THE MAIN REASON WHY I SOMETIMES SUSPECT THAT I'M NOT THE PEANUT'S REAL FATHER
The drama! Good Lord, THE DRAMA!
As most of you know, I'm a pretty mellow guy who believes that there are very few things in life worth freaking out about. Therefore, I'm willing to give my daughter the benefit of the doubt because she is, after all, only two years old. However, lately, she's been acting very diva-ish, a development that I like to blame on Tyra Banks. (I'm kidding, of course. The kid much prefers watching Jerry Springer.)
But really, in all seriousness, we're at a point where everything with my daughter has to be done in a very particular way and it's rapidly becoming apparent that I have no freaking idea what that way is. Today, she threw a total hissy fit and broke down in tears because I had the gall to put green socks on her feet instead of brown. Bad daddy, bad!

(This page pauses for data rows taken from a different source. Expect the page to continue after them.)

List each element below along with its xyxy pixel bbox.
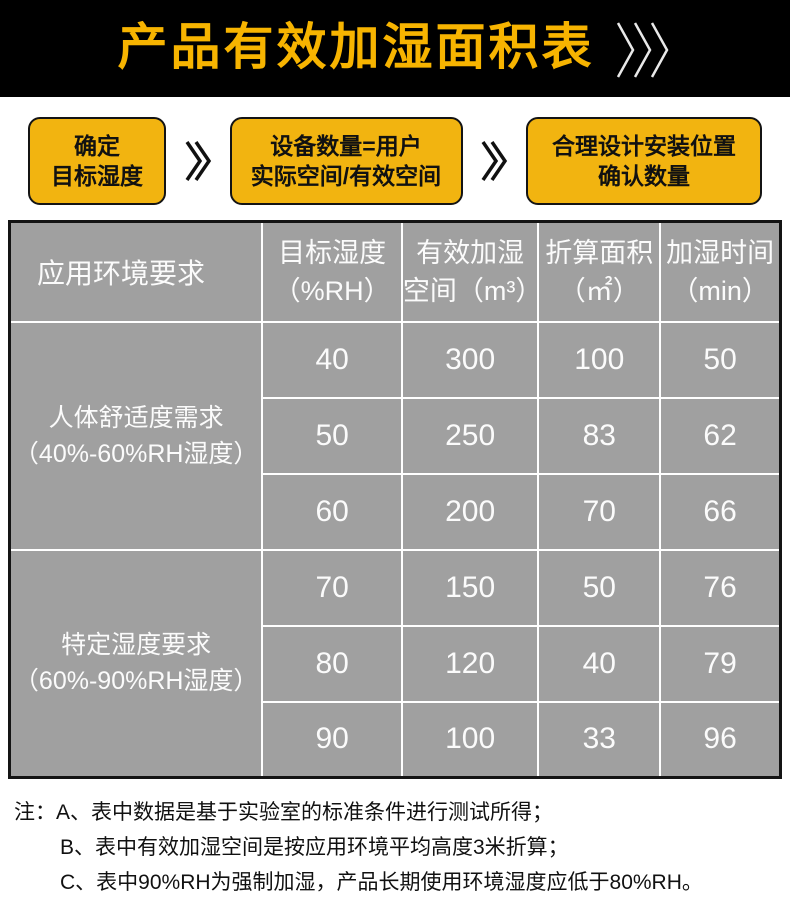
footnotes: 注：A、表中数据是基于实验室的标准条件进行测试所得； B、表中有效加湿空间是按应… <box>14 795 790 900</box>
header-line: （min） <box>671 275 769 306</box>
humidification-area-table: 应用环境要求 目标湿度 （%RH） 有效加湿 空间（m³） 折算面积 （㎡） 加… <box>8 220 782 779</box>
table-cell: 90 <box>261 700 403 779</box>
table-cell: 120 <box>400 624 540 703</box>
table-row: 特定湿度要求 （60%-90%RH湿度） 70 150 50 76 <box>8 548 782 779</box>
flow-step-target-humidity: 确定 目标湿度 <box>28 117 166 205</box>
header-humidify-time: 加湿时间 （min） <box>659 220 782 323</box>
table-cell: 70 <box>537 472 662 551</box>
header-line: 有效加湿 <box>416 237 525 268</box>
note-a: 注：A、表中数据是基于实验室的标准条件进行测试所得； <box>14 801 554 824</box>
table-cell: 60 <box>261 472 403 551</box>
double-chevron-right-icon <box>166 138 230 184</box>
flow-step-install-position: 合理设计安装位置 确认数量 <box>526 117 762 205</box>
table-row: 90 100 33 96 <box>10 700 782 779</box>
header-line: 折算面积 <box>545 237 654 268</box>
flow-step-line: 确认数量 <box>598 163 690 189</box>
table-row: 60 200 70 66 <box>10 472 782 551</box>
table-cell: 250 <box>400 396 540 475</box>
header-line: 目标湿度 <box>278 237 387 268</box>
header-converted-area: 折算面积 （㎡） <box>537 220 662 323</box>
flow-step-line: 确定 <box>74 133 120 159</box>
table-cell: 40 <box>537 624 662 703</box>
table-cell: 50 <box>659 320 782 399</box>
table-cell: 96 <box>659 700 782 779</box>
table-cell: 79 <box>659 624 782 703</box>
header-line: 加湿时间 <box>666 237 775 268</box>
flow-step-line: 目标湿度 <box>51 163 143 189</box>
flow-steps: 确定 目标湿度 设备数量=用户 实际空间/有效空间 合理设计安装位置 确认数量 <box>0 117 790 205</box>
group-specific-label: 特定湿度要求 （60%-90%RH湿度） <box>8 548 264 779</box>
table-row: 人体舒适度需求 （40%-60%RH湿度） 40 300 100 50 <box>8 320 782 551</box>
table-cell: 200 <box>400 472 540 551</box>
note-c: C、表中90%RH为强制加湿，产品长期使用环境湿度应低于80%RH。 <box>60 871 703 894</box>
triple-chevron-right-icon <box>616 21 668 78</box>
table-cell: 80 <box>261 624 403 703</box>
header-target-humidity: 目标湿度 （%RH） <box>261 220 403 323</box>
note-b: B、表中有效加湿空间是按应用环境平均高度3米折算； <box>60 836 569 859</box>
header-line: （㎡） <box>558 275 640 306</box>
double-chevron-right-icon <box>463 138 527 184</box>
group-label-line: （60%-90%RH湿度） <box>13 667 259 696</box>
header-environment: 应用环境要求 <box>8 220 264 323</box>
header-line: （%RH） <box>273 275 391 306</box>
table-cell: 150 <box>400 548 540 627</box>
flow-step-line: 合理设计安装位置 <box>552 133 736 159</box>
table-cell: 300 <box>400 320 540 399</box>
table-cell: 50 <box>537 548 662 627</box>
group-label-line: 人体舒适度需求 <box>48 403 224 432</box>
table-cell: 33 <box>537 700 662 779</box>
group-label-line: 特定湿度要求 <box>61 631 212 660</box>
table-cell: 100 <box>537 320 662 399</box>
table-cell: 83 <box>537 396 662 475</box>
header-effective-space: 有效加湿 空间（m³） <box>400 220 543 323</box>
table-cell: 66 <box>659 472 782 551</box>
table-cell: 100 <box>400 700 540 779</box>
table-cell: 76 <box>659 548 782 627</box>
table-cell: 50 <box>261 396 403 475</box>
table-row: 80 120 40 79 <box>10 624 782 703</box>
table-cell: 70 <box>261 548 403 627</box>
group-label-line: （40%-60%RH湿度） <box>13 439 259 468</box>
flow-step-line: 实际空间/有效空间 <box>250 163 442 189</box>
group-comfort-label: 人体舒适度需求 （40%-60%RH湿度） <box>8 320 264 551</box>
flow-step-device-quantity: 设备数量=用户 实际空间/有效空间 <box>229 117 463 205</box>
table-header-row: 应用环境要求 目标湿度 （%RH） 有效加湿 空间（m³） 折算面积 （㎡） 加… <box>8 220 782 323</box>
table-cell: 62 <box>659 396 782 475</box>
table-row: 50 250 83 62 <box>10 396 782 475</box>
flow-step-line: 设备数量=用户 <box>270 133 422 159</box>
header-line: 空间（m³） <box>402 275 543 306</box>
banner: 产品有效加湿面积表 <box>0 0 790 97</box>
table-cell: 40 <box>261 320 403 399</box>
page-title: 产品有效加湿面积表 <box>117 18 595 75</box>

FIVE WAYS IN WHICH MY DAUGHTER IS DEFINITELY RELATED TO ME
1. My stomach and I have a rather tenuous relationship. Maybe it's
from all the scotch and spicy food but my doctor thinks I'm probably
suffering from IBD or colitis (OK, not a REAL doctor. I don't go to those. When I say "doctor," I really mean WebMD.)
As part of my self-diagnosis, I sometimes take fiber pills throughout
the day, a ritual that often leads to periods of flatulence.
Basically, I can get downright farty at times. My daughter, I would
venture to guess, probably farts more than any two-year-old on the
entire planet. Seriously, she blows gas like a bean-eating 75-year-old
lactose-intolerant truck driver. It's completely awesome and I plan on
recording it sometime in the future so I can play it back for her dates
when they come by to pick her up.
2. My beautiful wife good-naturedly chides me for my gift of gab but it's true. For a cynically jaded New Yorker, I'm genuinely interested in other peoples' lives and will often talk to complete strangers for hours. It seems as though my young daughter is becoming quite the conversationalist herself. Unfortunately, she hasn't figured it all out yet. Last week, I caught her having some jovially long-winded discussions with (a) some flowers, (b) the dog, and (c) a sandwich. Let me tell you something, my friends. There are very few things cuter in this world than hearing your daughter cheerfully say, "Hi, sandwich! Sit down! I eat!"
3. One of the reasons I quit smoking pot was because I found myself
developing some strange form of OCD. After each hit, I would
immediately have to go clean my hands and wash my face. I'm noticing a
similar pattern emerge with the Peanut. When she first started feeding
herself, she'd usually finish dinner with her face and body completely
covered in food. Now, she insists on having both her hands and mouth
wiped clean after EACH AND EVERY BITE! If even a single morsel of food
gets on her delicate fingers, she immediately looks at me, holds out
her hand, and says, "WIPE!" It's official. I am now my daughter's
4. Despite my innate and well-documented love of television, I was
one of those annoying parents who never let his child watch a second of
television until she was 18 months old. You know, the whole "studies
have shown..." blah, blah, blah. However, what those studies failed to
show was the fact that a freakish love of television is apparently
embedded in one's DNA. For my daughter, TV was like love at first
sight. Every night after dinner, she turns to the BossLady and says, "TV now, mama? TV
ok?" Which is funny because that's exactly what I say to the BossLady after dinner.
5. Speaking of dinner...my daughter and I both eat food like we're in prison. We crouch over our meals and inhale them as quickly as possible in case some big guy named Ben Dover comes over and shivs us for our applesauce. We sometimes even use our utensils to guard our plates. No way we're giving up our chow to any of our fellow inmates unless we get some cigarettes or prison wine in return!
By the way, did you know that Martha Stewart's prison
name was "M. Diddy?" It's true. I read it in Vanity Fair upon her
release from the big house. My favorite quote from the article was
when she was talking about jail: ""I hate lockdown. It's just hideous." Unfortunately, they didn't have any quotes from M.Diddy about what it was like to be thrown in the hole and peed on. Too bad.
By the way, I just googled the term "prison nicknames" and I found this awesome Prison Bitch Name Generator. Mine's B.F. Goodlick. What's yours?